Foulkes is reported as saying,
“Why is it wrong to ask questions? They’re perfectly proper questions. It is perfectly proper for members of parliament to table questions asking for information about the use of public money and resources.”
Of course he's right.

We do have the right to know where our money is being spent, and we were understandably irritated when we discovered that the political classes, of all colours, are being rather free with our hard earned cash. Some of us continue to be annoyed, and ask why those who spent rather too much of our money on themselves are still in their jobs.

And that's where the comparison stalls.

Lord Foulkes needs to understand that the military have a very rigid set of rules that cannot be manipulated, bent or broken - unlike the parliamentary Green Book's flexible regulations that appear to be very flexible, more especially if there's a few quid left in an individual MPs "allowances" account.

A General is not a Member of Parliament. A General is a senior officer in the Army. A General is selected for promotion simply because they are the best person for the job - end of.

This may be something that our politicians, and especially Labour politicians, find terrifically hard to understand and relate to - because so many of them have reached their own position of authority not because of what they are capable of doing but because of what they look like, where they grew up, who their best friends are, which God they worship, and even which gender they prefer to have sex with.

It's increasingly rare for a politician to be chosen because of their outstanding ability, intellectual capacity, background knowledge, suitability for high office or love of their country.
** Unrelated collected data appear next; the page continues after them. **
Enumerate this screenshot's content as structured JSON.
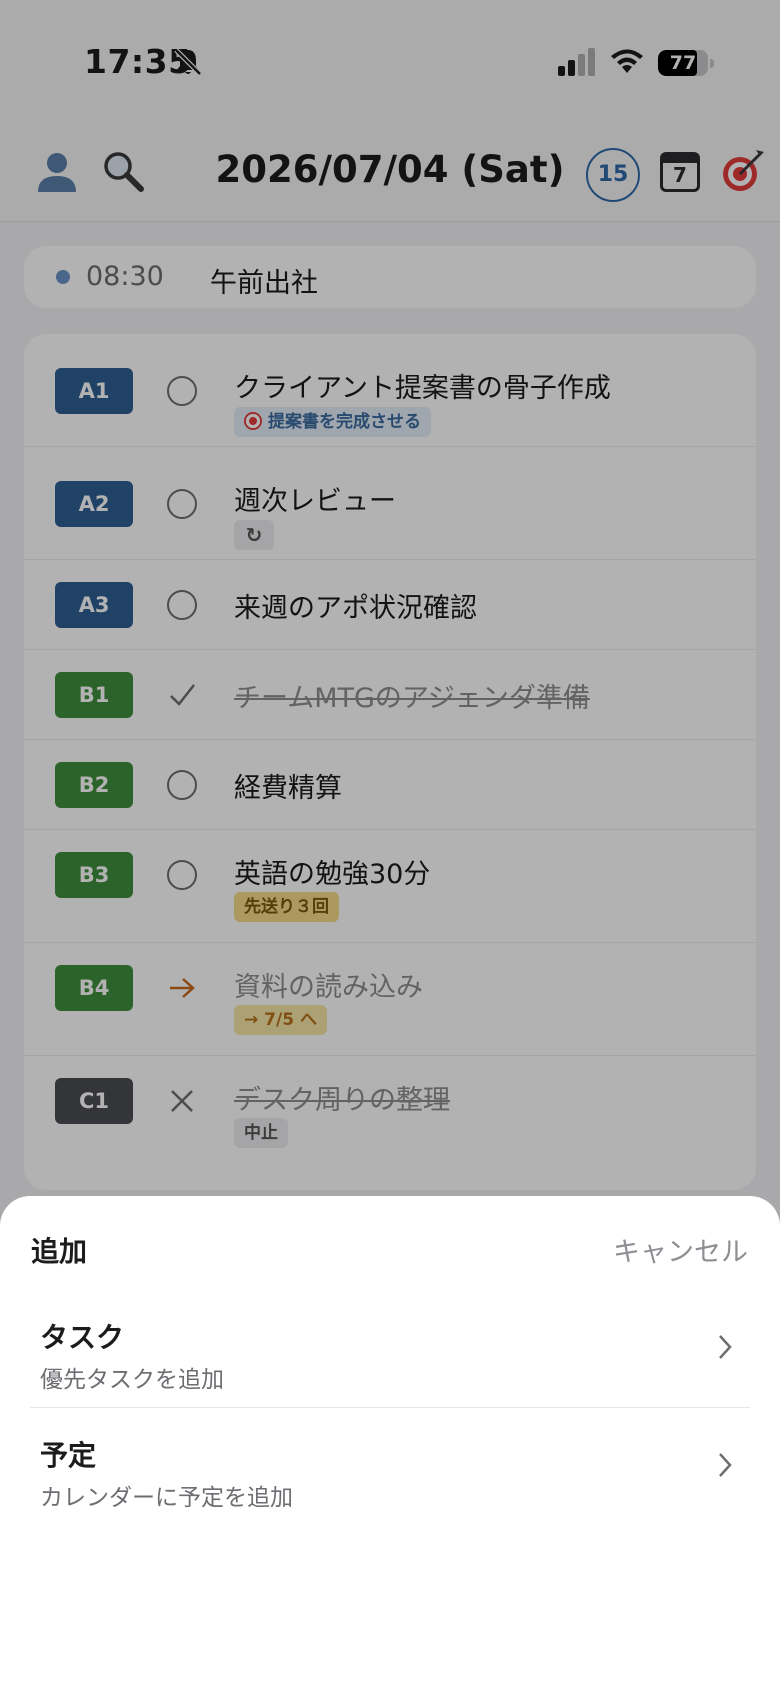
{
  "status_bar": {
    "time": "17:35",
    "battery": "77",
    "battery_level": 0.77
  },
  "header": {
    "date": "2026/07/04 (Sat)",
    "count_badge": "15",
    "calendar_day": "7",
    "icons": [
      "person-icon",
      "search-icon",
      "calendar-icon",
      "target-icon"
    ]
  },
  "event": {
    "time": "08:30",
    "title": "午前出社",
    "dot_color": "#6b93c7"
  },
  "tasks": [
    {
      "priority": "A1",
      "color": "#2e5f94",
      "status": "open",
      "title": "クライアント提案書の骨子作成",
      "tag": "提案書を完成させる",
      "tag_type": "goal"
    },
    {
      "priority": "A2",
      "color": "#2e5f94",
      "status": "open",
      "title": "週次レビュー",
      "tag": "↻",
      "tag_type": "repeat"
    },
    {
      "priority": "A3",
      "color": "#2e5f94",
      "status": "open",
      "title": "来週のアポ状況確認"
    },
    {
      "priority": "B1",
      "color": "#3f8f3d",
      "status": "done",
      "title": "チームMTGのアジェンダ準備"
    },
    {
      "priority": "B2",
      "color": "#3f8f3d",
      "status": "open",
      "title": "経費精算"
    },
    {
      "priority": "B3",
      "color": "#3f8f3d",
      "status": "open",
      "title": "英語の勉強30分",
      "tag": "先送り３回",
      "tag_type": "postpone"
    },
    {
      "priority": "B4",
      "color": "#3f8f3d",
      "status": "moved",
      "title": "資料の読み込み",
      "tag": "→ 7/5 へ",
      "tag_type": "moved"
    },
    {
      "priority": "C1",
      "color": "#4a4c52",
      "status": "cancelled",
      "title": "デスク周りの整理",
      "tag": "中止",
      "tag_type": "cancel"
    }
  ],
  "sheet": {
    "title": "追加",
    "cancel": "キャンセル",
    "options": [
      {
        "title": "タスク",
        "subtitle": "優先タスクを追加"
      },
      {
        "title": "予定",
        "subtitle": "カレンダーに予定を追加"
      }
    ]
  }
}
In fact these values can be, and often are, derided and scorned as being snobbish or "Upper Class".

Mrs Rigby thinks that people like Lord Foulkes and his as yet un-named supporters, might be looking at their own experience in an attempt to undermine the character of somebody they don't like. Maybe they don't know why they don't like him - beyond knowing that General Dannat has asked some questions about defence procurement and the provision of suitable, and adequate, equipment for his troops that have made them look bad.

It is sometimes said that the best form of defence is attack, but it's surely best to choose the right weapon.

To use the weapon of "personal" spending against a General may be rather unwise.

If they took a moment to stop and think they might realise that it isn't his spending at all, it's spending he is required to make because he is a General and as part of his job he is required to be in 'x' place at 'y' time to meet 'z' people to discuss whatever they are meeting to discuss - a meeting that will have been arranged by the Foreign Office, NATO and so on. General Dannatt's meetings won't ever have been month long fact-finding missions to Mauritius.

General Dannat is not, and will never have been, allowed to make personal gain from his expenses - because it is all regulated by the MoD - and we know how tight-fisted the MoD is, because they won't spend the money to make sure our troops have the right equipment.

I wish Lord Foulkes, and others, well in their quest to undermine those at the head of the Army, but I think they would be wise to listen to Corporal Fraser, because I think their quest is "Doomed, I tell you, doomed!"

And in the meantime, whilst they expend so much energy in finding ways of avoiding having to provide equipment for our troops, another two soldiers have died.